Daniel Shelton’s Ben (May 16) puts out as something “too many to count without a calculator” an estimate of how many diapers two parents have changed over eight years of raising young kids. And yet, as my faithful readers surely remember, it’s far from an intractable bit of mental arithmetic. He estimates changing “four diapers a day, 365 days a year, times, well, eight years”. This isn’t too hard to get right in one’s head, or near enough right.

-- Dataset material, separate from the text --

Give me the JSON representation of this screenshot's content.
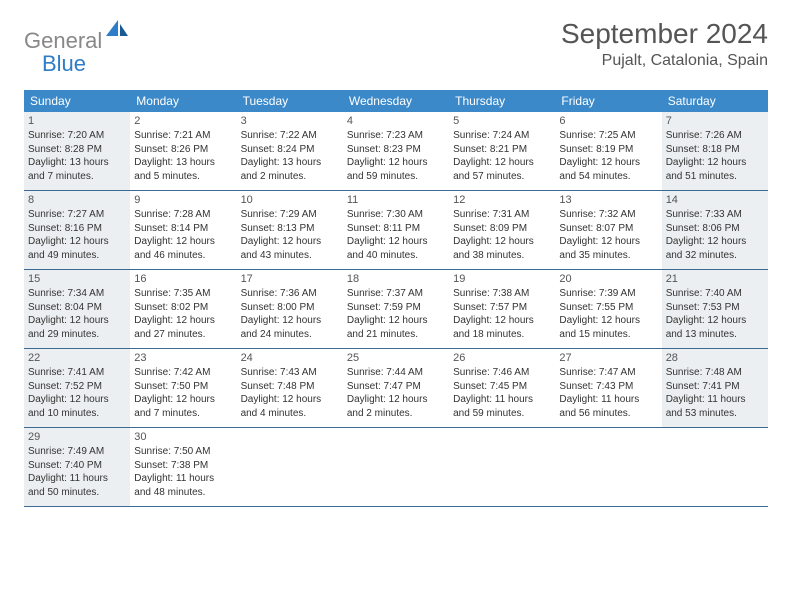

Remember that 3 times 365 is pretty nearly 1100. We don’t see a 3 times 365 anywhere in here, but that just means we have to find it: 4 times 365 times 8 is the same as 4 times 8 times 365, or 32 times 365. Where this is any better is that 32 is pretty near 33, which is 11 times 3. And so, 11 times 3 times 365 is about 11 times 1100, or 12,100. If we want to be a little more exact — since 32 is 33 minus 1 — we can subtract 1 times 365 from that 12,100, and that gives us 11,735. The exact number is actually 11,680; for working this out in one’s head — and considering that “four diapers a day” is a rough average, this has to count as being dead-on right. At least that’s how I make it out in my head.

Tom Toles’s Randolph Itch, 2 am, May 16 (rerun) is again not really mathematical, but does that artistic trick of building a figure out of numerals. It’s cute.

Doug Savage’s Savage Chickens (May 16, rerun) offers a “sudoku for beginners” puzzle which would seem to be the simplest possible puzzle. While the actual solving of particular sudoku puzzles is only lightly mathematical — it’s essentially a long string of reducto ad absurdum reasoning, ruling numbers into or out of position on the grounds of what contradicts other information in the puzzle — there is quite a bit of mathematics to be done in exploring what are valid sudoku puzzles. The one I remember interesting me was the puzzle of how little information one can start with — how many of the initial cells have to be filled out — while still having a solvable puzzle. Somehow I missed the announcement last year that there aren’t any valid puzzles with just 16 given numbers, but there are ones with 17.